Она остановилась. Я потянул её за руку. Она поддалась. Прошли мимо рецепции — я уже обнимал её за плечи. И сам шёл так, чтоб её не видела администратор. А та и не смотрела. Потому что наверху в коридоре стояла камера, а экран располагался перед администратором на столике — и она разглядывала, кто там появится у неё на экране. Вот мы появились, ну и что.
Распахнул двери в комнату — а там всё оказалось в цветах. Я навалил их на подоконник, на стол, на пол. Далеко не все цветы были дорогие, зато их было много — я истратил едва ли не всё, что занял два часа назад сразу у трёх товарищей.
— Сними чулки.
— Я думала, тебе понравится.
— Не понравится. Сними.
Тут должны были оказаться джинсы, и больше ничего, а со всем этим я не знаю, что делать.
Тело у неё было совершенно нормальной температуры, а ноги почему-то горячие, хотя обычно бывает наоборот: ноги холоднее тела.
Спина у неё была круглая и чуть покатая, а лопатки будто бы заросли мягким жирком.
Вкус и запах такой, как будто где-то рядом лежат грибы, только не солёные и не свежие, а жареные.
Уши маленькие и с приросшими мочками.
Лоб чистый, без единой морщинки сомнения.
Ещё подбородок её вздрагивал зачем-то.
…то угадывал её прежнюю, то терял. То терял опять. И снова терял. Но надежда ещё оставалась, как лекарство на дне стакана.
Я всё приближал её лицо к себе, держа его в ладонях, как воду, и вглядываясь…
…а потом перестал.
За дверью всё время ходили то ли въезжающие, то ли выезжающие.

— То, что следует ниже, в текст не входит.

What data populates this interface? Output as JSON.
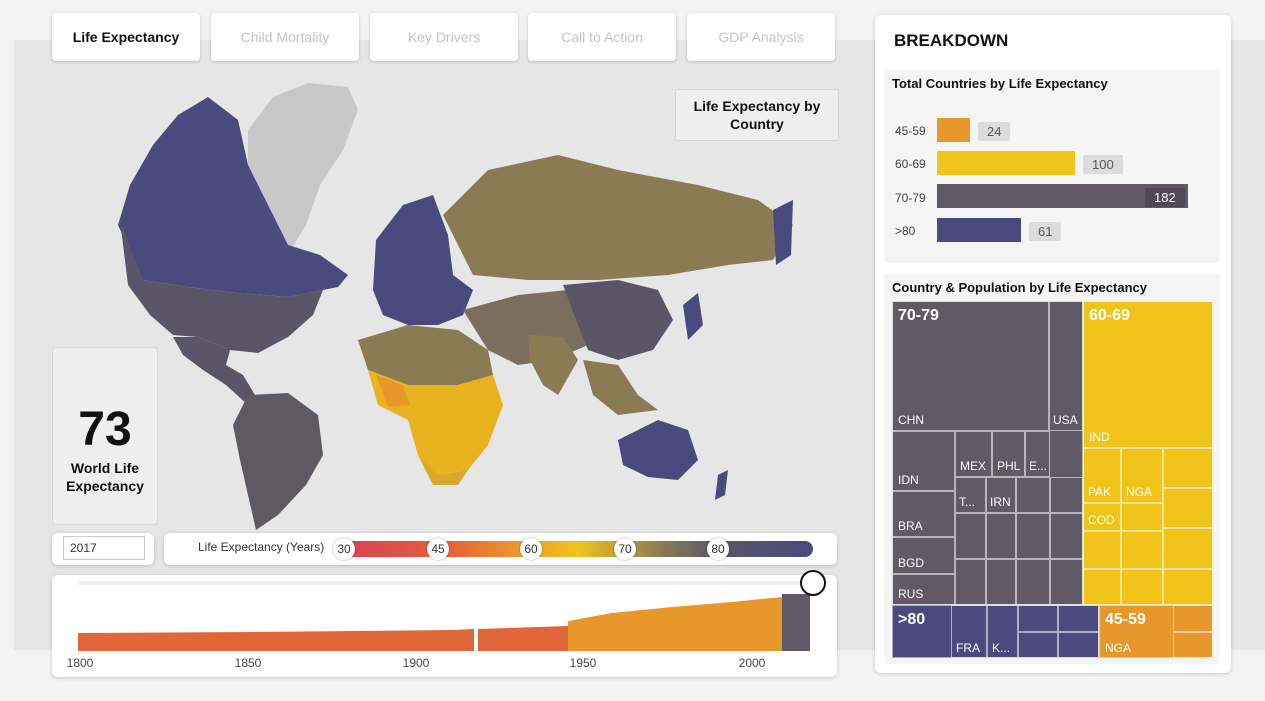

Я прислушивался к их разговорам.
Она иногда и в не очень объяснимых случаях вскрикивала или начинала с равномерным хрипом дышать, словно включили трансформатор. Тогда разговоры было слышно хуже, и я прислушивался внимательней.
Мы перебрались по цветам в ванную, в ванной тоже оказались цветы, и она с громким хохотом выбрасывала их на кафель.
Вернулись оттуда сырые, распаренные, бесстыдные. Выпили из горла вина, всю бутылку разом, у неё текло по лицу. Упали на кровать, влезли под одеяло, спрятались, стихли.
Очень скоро я заснул, но как-то так улёгся, что услышал стук своего сердца. Оно стучало, будто в тихой, вечерней розовой деревне белая девушка за столом или скорей даже баба с большим и задумчивым лицом ест квашеную капусту — хруст, хруст. Хруст. Хруст.
Я открыл глаза.
Она не спала.
Лежала у меня на плече.
— Почему ты меня выбрал? — спросил она, хотя я давно уже понял, что это всё-таки не совсем она, — и вот даже затылок не её и пахнет не её волосами, а какой-то зайчатиной.
— Я тебя искал, — ответил, а точней уже будет сказать — почти что соврал я.
— Нашёл?
— Кажется, да.
Она вроде бы о чём-то таком догадалась — и настолько удивилась своему женскому прозренью, что приподняла щеку с моей груди и спросила очень серьёзно:
— Давно ты меня потерял?
Это был правильный вопрос, которого я уже не ждал.
Я принюхался к её волосам и даже потрогал лопатку, потом бедро, потом ногу.
Волосы пахли сыростью, она же просто не успела их посушить.
Лопатка оказалась хоть и не острой, но вполне ощутимой.
Нога остыла настолько, что я набросил на неё одеяло: грейся, грейся, ты же когда-то просила тебя греть, вот я грею, грею, может быть, отогрею до полного узнавания.